It’s about time the LA Times starts getting single-payer right

I found the recent LA Times editorial “Gavin Newsom is already moving California toward single-payer” frustrating. It’s about time that the LA Times gets single payer right! To be sure, this opinion by the LA Times Editorial Board, gets some things right but it also gets some things wrong.

Here’s an example of what it gets right:

“Extending healthcare coverage to all would not only help low-income working families climb out of poverty and off other government assistance programs, it would make it easier to implement programs that improve efficiency in the healthcare system and slow the growth of healthcare spending.”

We need to see more analysis like this in the conventional media instead of the steady stream of emotionally charged, inaccurate malarkey (like “government-run,” “unaffordable,” and “unrealistic.”)

Here are three areas where the editorial gets single-payer seriously wrong:

“Gavin Newsom backed an assortment of ambitious and expensive programs as he campaigned for governor, none more so than the idea of converting the state to a single-payer healthcare system.”

This implied criticism of Newsom makes no sense, particularly the use of the term “expensive.”  What could possibly be more expensive than our current system? Single-payer systems like Newsom backs have been proven time and again to be money-savers. In fact, a study of the most recent single-payer legislation passed by the California Senate in 2017, showed that the plan would save Californians $38 billion a year. Far from being “expensive,” single-payer presents Californians with a path to control our runaway healthcare costs and cover everybody well, and Governor Newsom knows it.  

“Switching to a single-payer system, in which the government would cover the costs of necessary medical care, involves considerably more than just replacing insurance companies with bureaucrats.” 

This is true, but the framing is inaccurate and prejudicial. First, in the most recent California Medicare for All Bill (2016), it would be an independent public agency that would provide claims-processing services rather than “the government.”  As for the reference to “bureaucrats,” anyone who has disputed billing from a private health insurance company has experienced a bureaucracy every bit as entrenched as that in the public sector.

What’s the difference between an insurance company bureaucrat and a public agency bureaucrat? The public agency bureaucrat is dedicated to the welfare of all Californians while the insurance company bureaucrat is dedicated to the welfare of their executives and shareholders. Which would you prefer?

“Providing free health insurance to people who are in the country illegally is a tough sell for some Californians.” 

While extending coverage to all residents, documented or not, is controversial, this statement misrepresents what single-payer is. No single-payer proponents are talking about “free” health insurance for anyone except the most impoverished. 

Every single-payer bill introduced in California has addressed the funding mechanism for the system. All of these options include provisions that everyone would pay something through their taxes (replacing all premiums, deductibles and co-pays), with credits to the very low-income people who today are covered by Medi-Cal.

A study of the recently introduced Healthy California Act offered several combinations of funding options including a gross receipts tax, payroll tax and sales tax. With single-payer, every resident would pay their fair share according to their means.

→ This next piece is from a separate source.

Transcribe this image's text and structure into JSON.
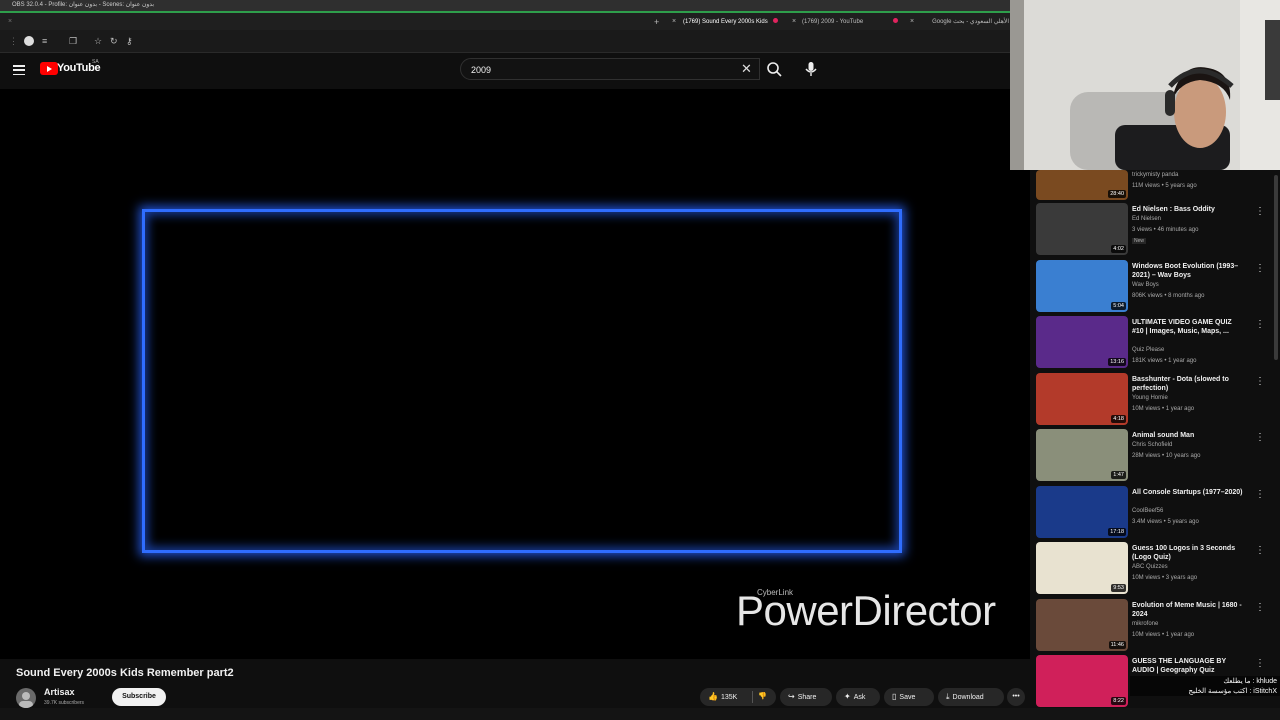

And we cannot forget the fact that we are ALREADY providing free healthcare to anyone – documented or not – who walks into an Emergency Room without health insurance. We are providing them free healthcare in the most expensive way possible. Paying through a fair and progressive tax mechanism (rather than through premiums that only some can afford) would mean that every resident would contribute to the funding of our California Medicare for All plan in one way or another.

It’s about time the LA Times Editorial Board leaves off the knee-jerk reporting on single-payer and starts reporting the facts!